— Да что ж я без тебя буду делать, да я ж от кручины изойду вся! А как с тобой тут случится что, а ну-ка тебя немцы в плен захватят…
Сухие руки матери безвольно опускались, Антонина одна продолжала оправлять, одергивать на ней тесный плащ, просовывать пуговицы в петли.
— Не одни ж вы, мама, будете, не с чужими, все ж ведь свои… Марья за вами посмотрит, все сделает, что надо… А я догоню, догоню, завтра же догоню, может, ночью даже, а сейчас мне никак нельзя, вы ж поймите, дело на мне, еще сколько дела несделанного… Что люди скажут, если я так всё брошу, их тут брошу… Нельзя мне, мама, нельзя!..
— Так куда ж я одна-то, в белый свет!.. — запричитала мать. Голос ее зазвучал рыданием, но это был уже хороший признак: если мать начинала причитать и срывалась в рыдания, значит, она уже соглашалась, упрямство ее было кончено.
— Какой же белый свет, мама, там же всюду тоже люди, такие же, как мы… Да и недалеко, только за Дон переедем, а там, в тех колхозах нас знают, мы же с ними дружили, соревновались… Помните, оттуда к нам приезжали воронежские? Ну, вспомнили? Ну, вот, а вы — белый свет!..
Иван Сергеич вошел с улицы снова, за последними мешками.
— Пойдемте, пойдемте, мама! — торопила Антонина, подталкивая мать к порогу.
— Погоди, что ж так-то… Присядем давай хоть…
— Ну, давайте присядем, давайте… — не переча, Антонина подвинула матери табуретку. Мать руками нащупала ее, опустилась.
— И ты садись.
— И я сяду. Села уже.
Антонина опустилась на другую табуретку, напротив матери.

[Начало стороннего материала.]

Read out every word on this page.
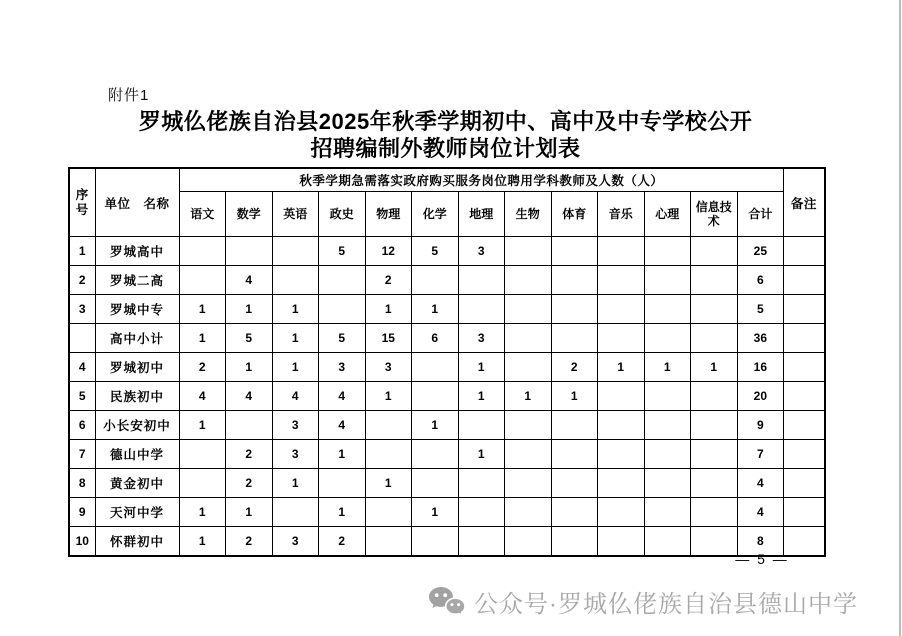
附件1
罗城仫佬族自治县2025年秋季学期初中、高中及中专学校公开
招聘编制外教师岗位计划表
序号	单位　名称	秋季学期急需落实政府购买服务岗位聘用学科教师及人数（人）													备注
		语文	数学	英语	政史	物理	化学	地理	生物	体育	音乐	心理	信息技术	合计	
1	罗城高中				5	12	5	3						25	
2	罗城二高		4			2								6	
3	罗城中专	1	1	1		1	1							5	
	高中小计	1	5	1	5	15	6	3						36	
4	罗城初中	2	1	1	3	3		1		2	1	1	1	16	
5	民族初中	4	4	4	4	1		1	1	1				20	
6	小长安初中	1		3	4		1							9	
7	德山中学		2	3	1			1						7	
8	黄金初中		2	1		1								4	
9	天河中学	1	1		1		1							4	
10	怀群初中	1	2	3	2									8	
— 5 —
公众号·罗城仫佬族自治县德山中学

Внутренность дома, без фотографий на стенах, без перин и подушек на кроватях, без половины посуды на лавке возле печи, с открытой и оставленной так укладкой, откуда мать доставала одежду и дорогие ей, бережно хранимые вещицы, с которыми не хотела расстаться: клубочек пряжи, ссученной еще в детстве своем, первое свое учение ремеслу, расшитые холстинные полотенца, тоже свое первое, девичье еще, учение, ленты и бусы от свадебного своего наряда — память о торжестве, как с Антонининым отцом они в церкви венчались в молодые свои годы, — внутренность дома, никогда не смотревшаяся так опустело, так чуждо для глаз, была уже какой-то как не своей, будто уже отнятой у них, хотя они находились еще здесь. Антонина с матерью были уже изгнанниками в своем доме, лишенными на него права той злой грабительской силой, злой грабительской волей, что приближались к Гороховке и даже на расстоянии, но уже наложили на нее свою власть, уже как бы незримо владели ею. Чувство это ножом резало сердце, и хорошо, что мать не видела своей хаты, ее скорбного, горького вида внутри, а то б ей совсем тяжко стало в эту минуту.